January, 24
by RT

The Ultimate Drone Buying Guide

The concept for the unmanned aerial vehicle / drone has been around since the days of World War One. With its strong military history and potential, most drones and drone technology was totally restricted from the general public. In 2014-2015 the technology to mass produce safe drones gained popularity, and civilian use really came into its own after much lobbying from the FAA and congress.

The Ultimate Drone Buying Guide

Thanks to the few dedicated pioneers, drone usage has grown dramatically since 2014. In addition to that growth, the types of drones for sale is growing at an ever- expanding rate. For example, a purchaser may choose to get a toy drone, a drone for real life gaming or they may be torn between the Yuneec vs the DJI drone for their photography or other professional uses. Depending on the brand and planned use, each drone comes at a different price point. So, let’s look at usage for a few brands, comparing price points to determine the best drone for your personal use.

Toy Drones

These are drones aimed at younger users typically aged 5-14. The point here is to introduce them to the piloting world while providing a fun and memorable experience.  In the US, recreational drone piloting requires registration with the FAA. This stipulation hinges on weight; so thankfully not all models require this process. Most toy models are really for backyard use anyway, so having to register a child pilot each time they get a new model may become an inconvenience. Models that weigh between 0.55 and 55 pounds on take -off will not require registration. A great toy model under $20 would be the Fast Lane Radio Control FLX Nano Drone. 

On the pricier side at $85, there is the Air Hogs Star Trek U.S.S Enterprise model drone. This remote-controlled drone comes with the lights and sounds of the Enterprise as it is being used. 

The Gamer’s Drone 

It is only fair to give a warning here because all drones from this point onward are for adult audiences. That means knowing the FAA rules in your area and being liable for prosecution if you ignore them. 

Thanks to a drop in drone prices coupled with a rise in popularity, many gamers have been looking to have a first-person experience in real life. This caused the creation of many drone combat leagues were players can “fight” using drones as their proxies. Another gamer use is for FPV- first person view; many drone races have been arranged which allows pilots to see the world from the drone’s perspective while navigating tricky obstacles during a race. 

Other less competitive uses include synchronizing the drone’s camera with a smart phone to ensure real time imagery as the drone is in flight. While many drones in the category are modified, here are a few solid models to begin competing with before heading to the circuits of the World Drone Prix in Dubai. 

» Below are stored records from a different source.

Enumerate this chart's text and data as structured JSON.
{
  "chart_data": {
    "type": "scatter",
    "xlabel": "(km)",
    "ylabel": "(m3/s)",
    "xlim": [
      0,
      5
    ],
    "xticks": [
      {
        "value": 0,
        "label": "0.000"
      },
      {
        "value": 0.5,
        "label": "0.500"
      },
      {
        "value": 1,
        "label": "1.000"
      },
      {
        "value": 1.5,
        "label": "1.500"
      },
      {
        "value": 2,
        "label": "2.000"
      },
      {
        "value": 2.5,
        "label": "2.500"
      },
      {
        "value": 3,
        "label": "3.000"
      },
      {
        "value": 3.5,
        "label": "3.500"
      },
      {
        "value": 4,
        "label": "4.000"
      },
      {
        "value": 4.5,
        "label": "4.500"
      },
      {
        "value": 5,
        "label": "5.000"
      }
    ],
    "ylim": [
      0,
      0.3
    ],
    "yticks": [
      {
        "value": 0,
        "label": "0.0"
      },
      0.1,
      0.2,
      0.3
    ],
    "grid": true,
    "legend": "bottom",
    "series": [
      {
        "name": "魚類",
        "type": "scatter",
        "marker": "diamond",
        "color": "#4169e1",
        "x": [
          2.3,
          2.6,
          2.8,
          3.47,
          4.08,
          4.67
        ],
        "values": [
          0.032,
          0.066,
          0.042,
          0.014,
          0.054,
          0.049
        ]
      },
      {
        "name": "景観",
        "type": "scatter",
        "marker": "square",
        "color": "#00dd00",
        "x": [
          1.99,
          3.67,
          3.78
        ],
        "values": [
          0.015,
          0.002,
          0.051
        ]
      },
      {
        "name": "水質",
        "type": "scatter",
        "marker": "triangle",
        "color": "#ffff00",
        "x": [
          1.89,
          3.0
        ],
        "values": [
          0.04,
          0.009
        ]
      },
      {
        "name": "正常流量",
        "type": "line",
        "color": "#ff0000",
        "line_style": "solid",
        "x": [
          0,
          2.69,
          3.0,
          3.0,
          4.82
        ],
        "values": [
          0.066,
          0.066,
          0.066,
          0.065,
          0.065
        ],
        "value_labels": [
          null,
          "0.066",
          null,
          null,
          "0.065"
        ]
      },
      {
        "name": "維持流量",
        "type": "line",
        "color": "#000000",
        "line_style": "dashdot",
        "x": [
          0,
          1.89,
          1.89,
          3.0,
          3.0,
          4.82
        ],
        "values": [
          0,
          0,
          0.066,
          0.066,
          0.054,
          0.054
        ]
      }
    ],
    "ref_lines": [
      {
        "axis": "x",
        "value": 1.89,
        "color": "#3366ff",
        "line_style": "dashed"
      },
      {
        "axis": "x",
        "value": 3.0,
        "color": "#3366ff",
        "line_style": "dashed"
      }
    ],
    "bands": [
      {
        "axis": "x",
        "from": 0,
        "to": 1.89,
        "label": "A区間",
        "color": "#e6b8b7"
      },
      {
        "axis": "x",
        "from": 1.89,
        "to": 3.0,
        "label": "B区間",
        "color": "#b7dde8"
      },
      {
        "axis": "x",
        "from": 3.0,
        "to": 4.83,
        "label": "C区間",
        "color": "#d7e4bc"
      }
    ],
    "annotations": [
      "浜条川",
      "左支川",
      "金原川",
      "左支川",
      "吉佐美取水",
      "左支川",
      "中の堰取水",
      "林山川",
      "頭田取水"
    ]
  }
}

The TBS Vendetta is a sleek piece of equipment that was built for speed with a lightweight yet sturdy carbon fiber frame. With prices starting at $500, the TBX comes with a HD camera, modified power cube and a few options for a USB or other mounts as the need arises.

 Another great racer is the Storm Racing Drone which is ideal for indoor environments. Built with a lightweight carbon fiber frame, starter prices begin at $199. 

Drones for Commercial Uses

 Due to the immense amount of technology being packed into these machines, drone prices can get as high as $250000 or more! Even with these price tags, drones have become particularly popular in the fields of aerial photography and videography. Many modern documentaries which requires interacting in with nature an unobtrusive manner is being shot with drones. 

Many otherwise elusive animal species are being observed and studied without disrupting their habitat. The most popular drones for this type of use are the Yuneec and DIJ brands specifically the Typhoon and Phantom series respectively. 

The new Typhoon H starts at $1300 with features such as retractable landing gear, collapsible arms, a 360-degree camera gimble and a built-in video monitor. 

The DJI on the other hand starts at $1200 and it has greater emphasis on usability and photography. The camera takes better footage, the interface is simple and while on the go, sensors are used to avoid objects that may cause an accident.